The grim in Bollywood at the moment is alluded mainly to the disdain expressed constantly on social media by the general movie-watching public. While genuine problems such as false-propaganda, emotional lynching and career-bullying were addressed initially with respect to the death of an actor, the public wokeness soon took a sudden dive of blind hatred.
The trend really started with Deepika Padukone's Chhappaak when a majority of the Hindi speaking crowd took offense to her visit to a controversial college campus and spited her by leaving 1-star ratings on well acclaimed movie pages. The 'public' chose to disregard Vikrant Massey's powerful acting, Meghna Gulzar's impeccable direction and more so a real-life acid attack victim's inspiring story. [Chhappaak was given a decent critical rating upon release and objective audience liked the content if not loved the movie]

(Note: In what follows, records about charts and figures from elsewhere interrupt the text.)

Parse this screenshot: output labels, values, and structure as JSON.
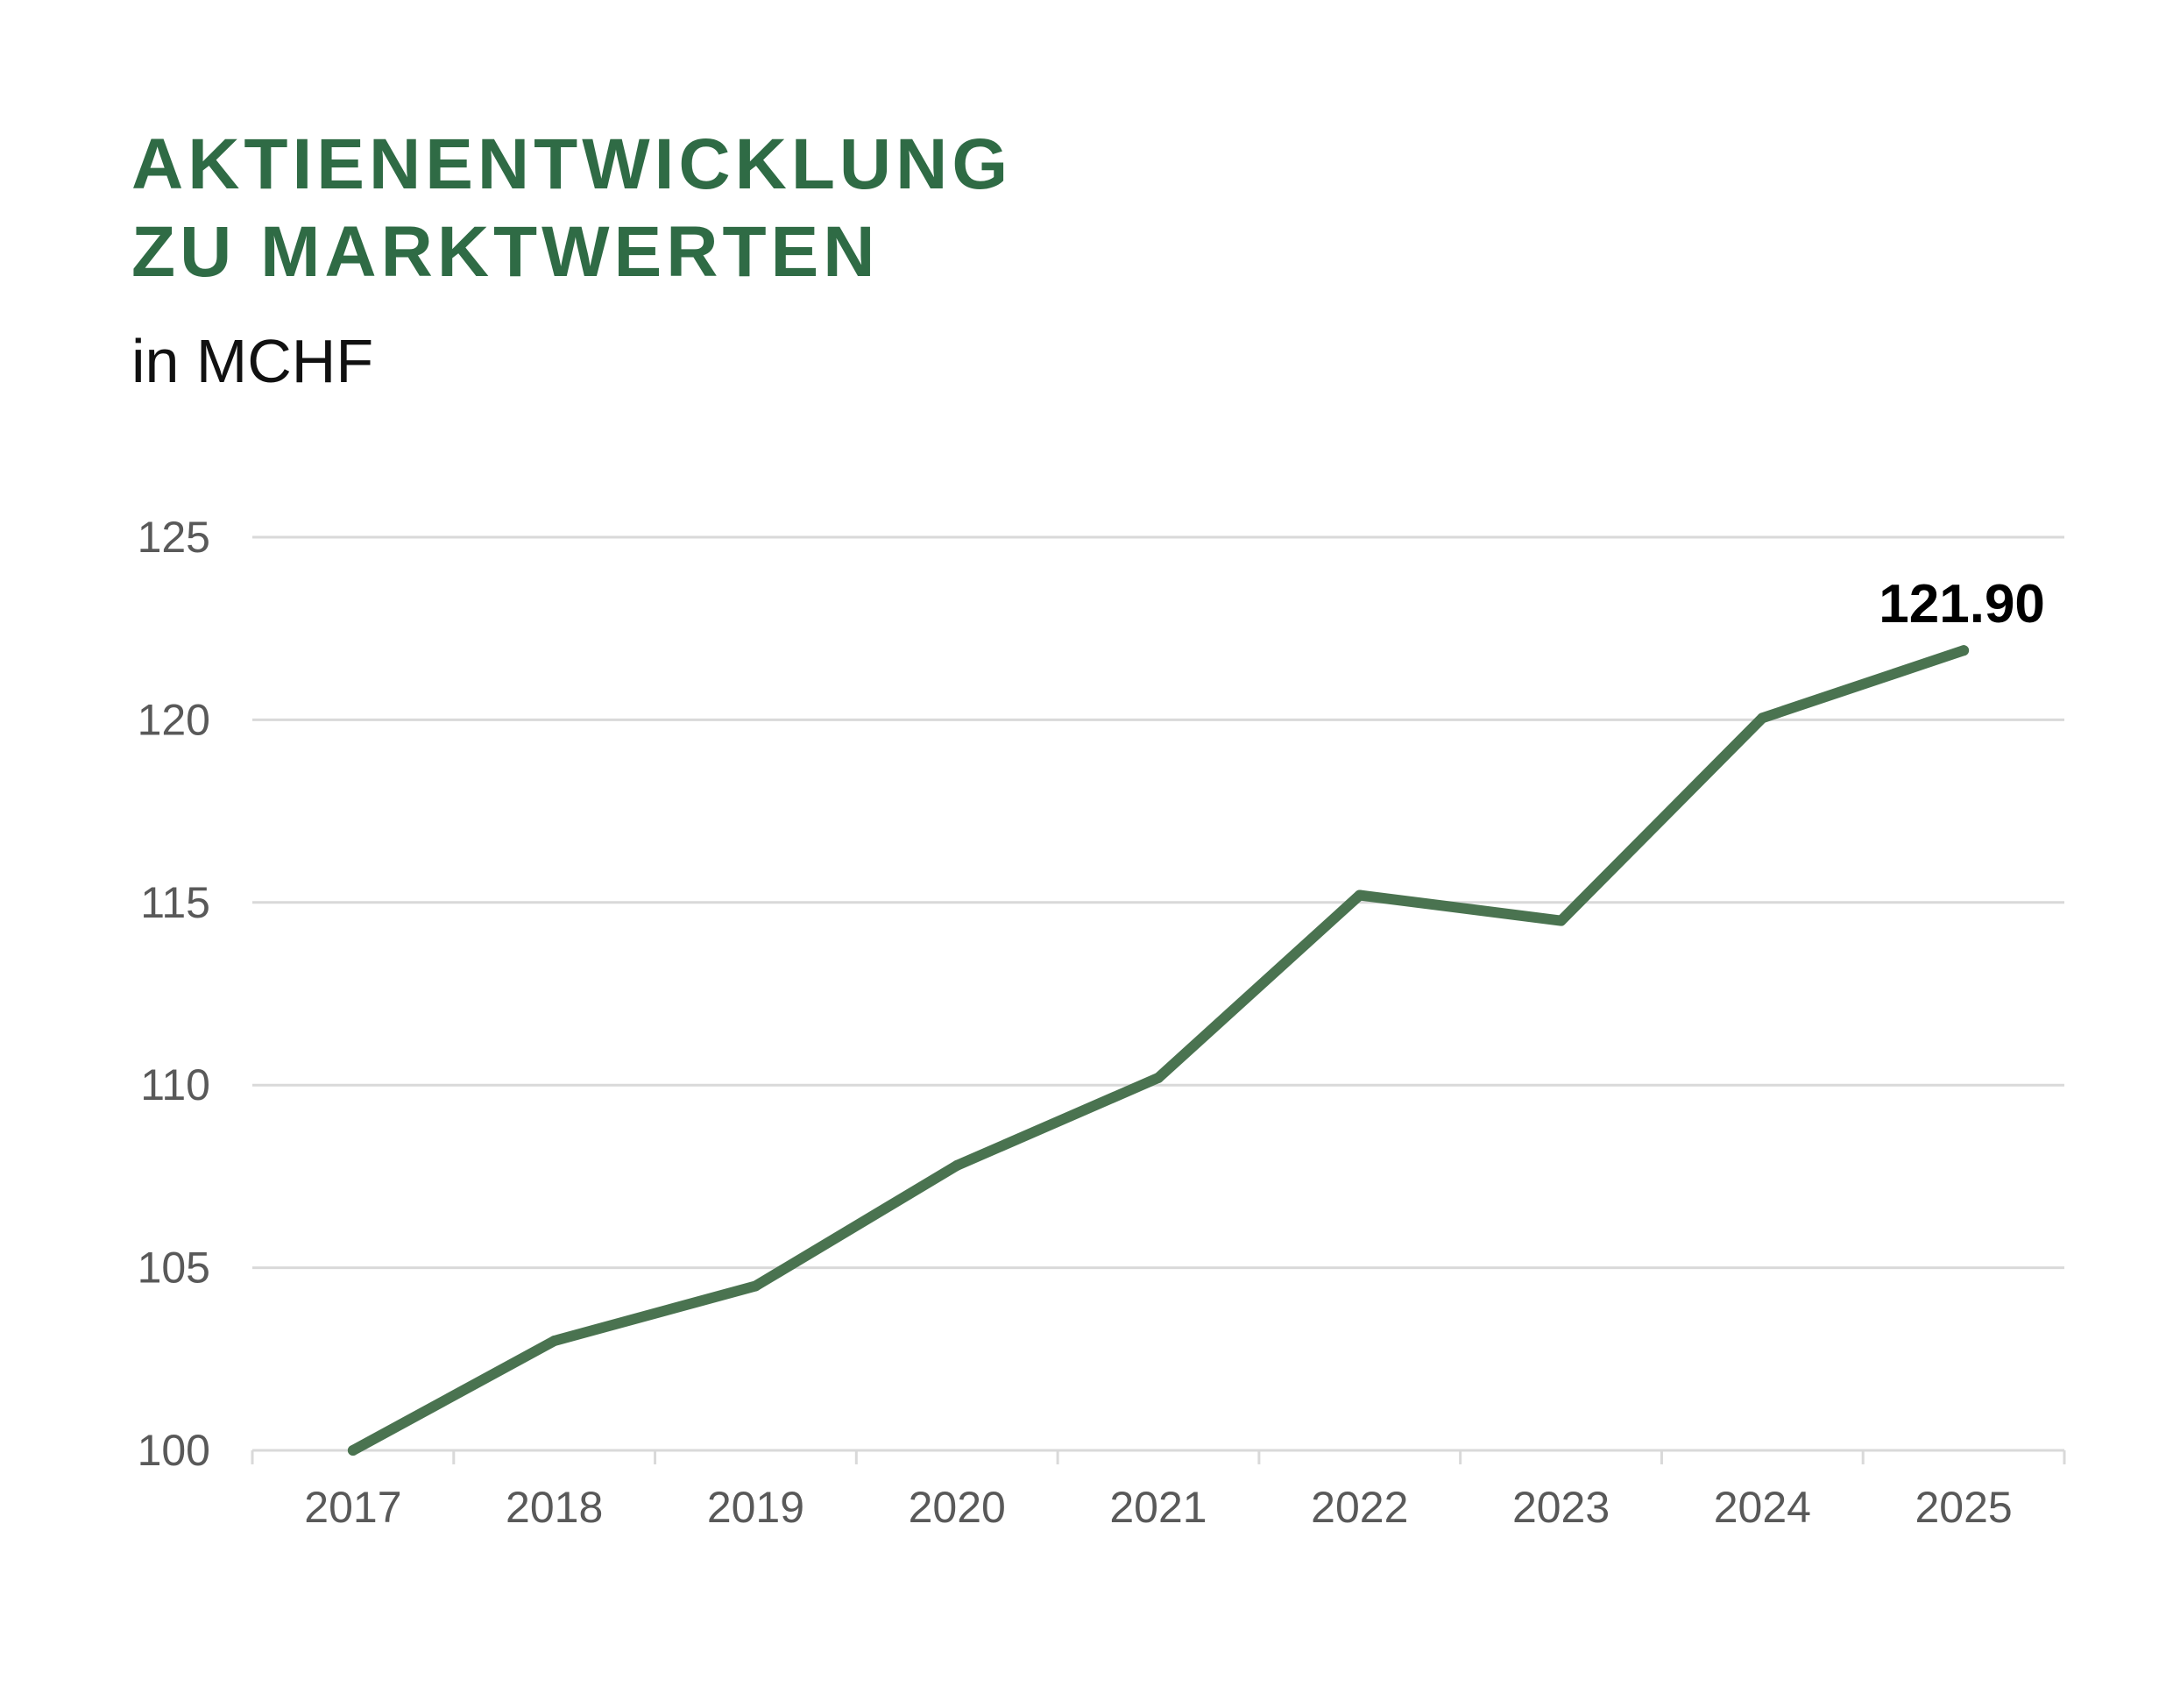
{
  "header": {
    "title_line1": "AKTIENENTWICKLUNG",
    "title_line2": "ZU MARKTWERTEN",
    "subtitle": "in MCHF"
  },
  "colors": {
    "title": "#2f6b45",
    "line": "#4a7350",
    "grid": "#d9d9d9",
    "tick_label": "#595959",
    "data_label": "#000000"
  },
  "chart_data": {
    "type": "line",
    "title": "AKTIENENTWICKLUNG ZU MARKTWERTEN",
    "subtitle": "in MCHF",
    "xlabel": "",
    "ylabel": "",
    "categories": [
      "2017",
      "2018",
      "2019",
      "2020",
      "2021",
      "2022",
      "2023",
      "2024",
      "2025"
    ],
    "series": [
      {
        "values": [
          100.0,
          103.0,
          104.5,
          107.8,
          110.2,
          115.2,
          114.5,
          120.05,
          121.9
        ]
      }
    ],
    "ylim": [
      100,
      125
    ],
    "yticks": [
      100,
      105,
      110,
      115,
      120,
      125
    ],
    "grid": true,
    "legend": "none",
    "annotations": [
      {
        "category": "2025",
        "text": "121.90"
      }
    ]
  }
}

This same targeted negative ratings has now made a comeback for Netflix release Gunjan Saxena with the objective of blocking Karan Johar (for his alleged involvement in the sidelining of Sushant Singh Rajput) and Jhanvi Kapoor, who they believe is a pure-product of nepotism (she has proved to be otherwise in her latest release). The audience seems to have completely missed that Gunjan Saxena is a good watch and these 1-star ratings are also affecting powerhouse performers like Pankaj Tripathi and rank new talents like Sharan Sharma, who has done an impressive job with the movie.
Not to mention the restriction this blind hate brings in, obstructing a real life Indian woman's story from reaching a wider set of viewers. The biggest irony in this situation is the 'Uninstall Hotstar' campaign; the same people who praised the OTT platform for making Dil Bechara free for viewers are now vouching for the app to be uninstalled because of Sadak 2. [Problem with Sadak 2]
Enthusiasm in demanding and working towards justice may not be a sin but the trend of letting be clouded by non-objectivity comes across as toxic.